Do you make New Year's Resolutions? If you do, how does it work for you? I'm one of those who gave up after years of fine resolutions and less than fine implementations. Now, when pressed for a resolution, my favorite is, "I resolve to include dark chocolate in my diet regularly." This meets the requirements of being something that is good for me – we all know that dark chocolate is healthy, right? – and being a goal I can easily attain.
For my writing, rather than make resolutions that don't have a chance ("I will write 500 words a day every day"), I prefer to list reminders – those things that I forget when deep in a project or feeling as if I haven't accomplished anything beyond being frustrated. Rather than "I will write every day" it will be "Do something for a writing project every day." That allows me to include writing a blog for Active Rain, finding articles in the newspaper, or clipping something from a Smithsonian magazine. Heck, it even counts if I only Tweet once on Twitter!
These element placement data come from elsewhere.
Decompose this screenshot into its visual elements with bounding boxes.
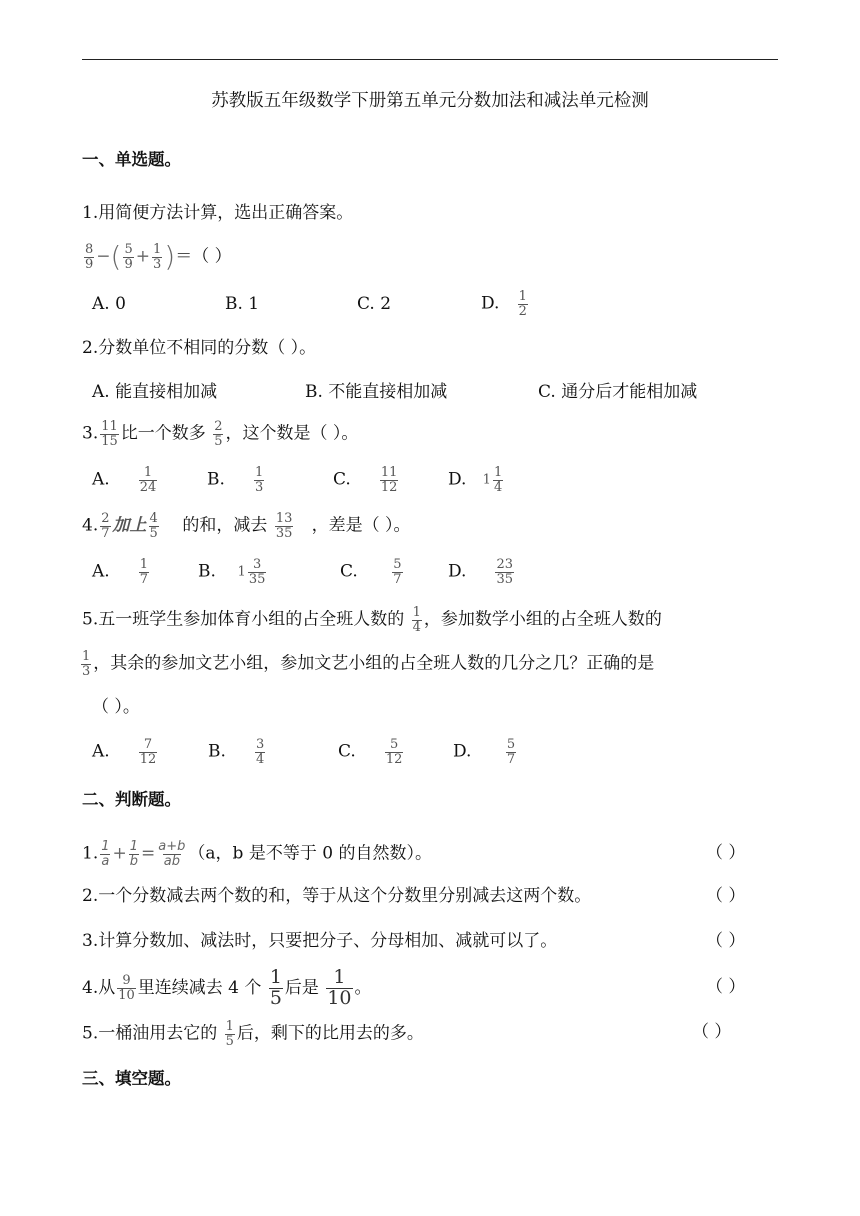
- q5-option-d[interactable]: [453, 738, 518, 766]
- fraction: [269, 968, 283, 1009]
- option-label: C.: [338, 741, 356, 762]
- question-text: ，这个数是（ ）。: [225, 423, 359, 444]
- question-5-line-2: [82, 650, 654, 678]
- denominator: 12: [385, 751, 403, 767]
- fraction: [100, 420, 119, 448]
- denominator: 4: [493, 479, 503, 495]
- fraction: [81, 650, 91, 678]
- question-5-line-3: （ ）。: [92, 697, 140, 717]
- section-heading-fill-in: 三、填空题。: [82, 1069, 181, 1088]
- judge-5-text: [82, 1020, 424, 1048]
- question-4-text: [82, 512, 411, 540]
- equals-sign: =: [141, 843, 156, 864]
- numerator: 13: [275, 511, 293, 526]
- denominator: 7: [393, 571, 402, 587]
- numerator: 3: [252, 557, 262, 572]
- q5-option-c[interactable]: [338, 738, 405, 766]
- q4-option-d[interactable]: [448, 558, 516, 586]
- fraction: [100, 840, 110, 868]
- minus-sign: −: [96, 246, 111, 267]
- numerator: 2: [214, 419, 223, 434]
- q1-option-b[interactable]: B. 1: [225, 294, 260, 314]
- numerator: 1: [254, 465, 264, 480]
- judge-1-answer-box[interactable]: （ ）: [706, 843, 746, 863]
- fraction: [275, 512, 294, 540]
- denominator: 3: [82, 663, 91, 679]
- q2-option-c[interactable]: C. 通分后才能相加减: [538, 382, 698, 402]
- judge-2-text: 2.一个分数减去两个数的和，等于从这个分数里分别减去这两个数。: [82, 886, 592, 906]
- question-text: 4.从: [82, 977, 116, 998]
- denominator: a: [101, 853, 110, 869]
- question-text: 后是: [284, 977, 319, 998]
- fraction: [385, 738, 404, 766]
- numerator: 11: [380, 465, 398, 480]
- q5-option-a[interactable]: [92, 738, 159, 766]
- denominator: 24: [139, 479, 157, 495]
- fraction: [129, 840, 139, 868]
- question-text: 里连续减去 4 个: [137, 977, 262, 998]
- question-text: 。: [354, 977, 372, 998]
- judge-3-answer-box[interactable]: （ ）: [706, 931, 746, 951]
- numerator: 1: [333, 966, 346, 988]
- question-1-text: 1.用简便方法计算，选出正确答案。: [82, 203, 354, 223]
- q4-option-c[interactable]: [340, 558, 405, 586]
- question-text: 5.一桶油用去它的: [82, 1023, 218, 1044]
- denominator: 35: [248, 571, 266, 587]
- q2-option-b[interactable]: B. 不能直接相加减: [305, 382, 448, 402]
- q1-option-a[interactable]: A. 0: [92, 294, 126, 314]
- denominator: 2: [518, 303, 527, 319]
- denominator: ab: [163, 853, 180, 869]
- fraction: [123, 243, 133, 271]
- numerator: 1: [412, 605, 421, 620]
- q4-option-b[interactable]: [198, 558, 268, 586]
- option-label: B.: [208, 741, 226, 762]
- expression-tail: ＝（ ）: [175, 246, 232, 267]
- denominator: 5: [225, 1033, 234, 1049]
- fraction: [518, 290, 528, 318]
- option-label: B.: [198, 561, 216, 582]
- fraction: [117, 974, 136, 1002]
- fraction: [493, 466, 503, 494]
- whole-number: 1: [482, 472, 491, 488]
- judge-5-answer-box[interactable]: （ ）: [692, 1022, 732, 1042]
- fraction: [326, 968, 352, 1009]
- question-text: 后，剩下的比用去的多。: [236, 1023, 424, 1044]
- question-3-text: [82, 420, 358, 448]
- denominator: 10: [118, 987, 135, 1003]
- fraction: [392, 558, 402, 586]
- fraction: [139, 466, 158, 494]
- numerator: 1: [143, 465, 153, 480]
- numerator: 5: [506, 737, 516, 752]
- page-title: 苏教版五年级数学下册第五单元分数加法和减法单元检测: [211, 91, 649, 111]
- numerator: 1: [82, 649, 91, 664]
- denominator: 10: [327, 986, 352, 1009]
- option-label: C.: [340, 561, 358, 582]
- option-label: A.: [92, 741, 110, 762]
- denominator: 5: [269, 986, 282, 1009]
- denominator: 12: [380, 479, 398, 495]
- numerator: 1: [269, 966, 282, 988]
- denominator: 9: [124, 256, 133, 272]
- numerator: 7: [143, 737, 153, 752]
- numerator: 2: [101, 511, 110, 526]
- option-label: D.: [453, 741, 472, 762]
- judge-4-answer-box[interactable]: （ ）: [706, 977, 746, 997]
- denominator: 4: [255, 751, 265, 767]
- numerator: 1: [153, 242, 162, 257]
- plus-sign: +: [112, 843, 127, 864]
- question-5-line-1: [82, 606, 662, 634]
- numerator: 5: [124, 242, 133, 257]
- question-text: ，其余的参加文艺小组，参加文艺小组的占全班人数的几分之几？正确的是: [93, 653, 655, 674]
- question-number: 1.: [82, 843, 99, 864]
- denominator: 12: [139, 751, 157, 767]
- q1-option-c[interactable]: C. 2: [357, 294, 392, 314]
- left-paren: (: [110, 240, 122, 274]
- question-text: ，参加数学小组的占全班人数的: [423, 609, 662, 630]
- denominator: 7: [139, 571, 148, 587]
- denominator: 35: [496, 571, 514, 587]
- fraction: [248, 558, 267, 586]
- question-1-expression: [82, 240, 232, 274]
- denominator: 5: [214, 433, 223, 449]
- option-label: D.: [448, 469, 467, 490]
- judge-3-text: 3.计算分数加、减法时，只要把分子、分母相加、减就可以了。: [82, 931, 558, 951]
- right-paren: ): [164, 240, 176, 274]
- q3-option-a[interactable]: [92, 466, 159, 494]
- numerator: 8: [85, 242, 94, 257]
- q1-option-d[interactable]: [481, 290, 530, 318]
- numerator: 1: [129, 839, 139, 854]
- header-rule: [82, 59, 778, 60]
- numerator: a+b: [158, 839, 186, 854]
- fraction: [139, 738, 158, 766]
- question-text: 的和，减去: [182, 515, 268, 536]
- fraction: [255, 738, 265, 766]
- option-label: B.: [207, 469, 225, 490]
- q3-option-b[interactable]: [207, 466, 266, 494]
- fraction: [100, 512, 110, 540]
- denominator: 35: [275, 525, 293, 541]
- fraction: [139, 558, 149, 586]
- option-label: D.: [448, 561, 467, 582]
- judge-2-answer-box[interactable]: （ ）: [706, 886, 746, 906]
- option-label: A.: [92, 469, 110, 490]
- judge-1-text: [82, 840, 432, 868]
- numerator: 11: [101, 419, 118, 434]
- numerator: 1: [493, 465, 503, 480]
- numerator: 1: [139, 557, 148, 572]
- q5-option-b[interactable]: [208, 738, 267, 766]
- question-text: （a，b 是不等于 0 的自然数）。: [188, 843, 432, 864]
- option-label: C.: [333, 469, 351, 490]
- denominator: 9: [85, 256, 94, 272]
- add-text: 加上: [112, 515, 147, 536]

It can also be networking with other business owners, visiting a museum or craft show with a friend, or drafting an article to contribute to the local business journal. All of it feeds into the writing and publishing.
A reminder can also be, "Stand up and walk away." I don't know about you, but I tend to keep after something that isn't working, whether it's a sentence or a software program, until I'm ready to use my laptop as a Frisbee®. Persistence is good – it's one of the characteristics that makes a successful real estate professional. Dogged head banging against brick walls is not good. So I have to remind myself to put space between me and the nemesis du jour so that some fresh air can blow through. There's always something else that needs attention.
"What can I do that makes a difference?" That's an important one. Is there anyone who doesn't want to make a difference, to feel that the world (or some small corner of it) is better for you having been here? This is one that can easily get lost in busyness, which is why it's on my reminder board. It doesn't have to be a big thing; sometimes all it takes is a phone call or a card that says, "I'm thinking of you."
One of the most important reminders is a question: "Am I still having fun?" Some days the answer is a growl, but I know that's situational and will pass. Other days it's a chair wiggle, a grin, and a flip of the head; that's good. If the answer ever comes back a flat, battleship gray "No," there will be changes ahead. Because it just isn't worth spending what little time we have doing something that saps the spirit.
Am I still having fun? Absolutely! And I hope that you can say the same all through the year ahead.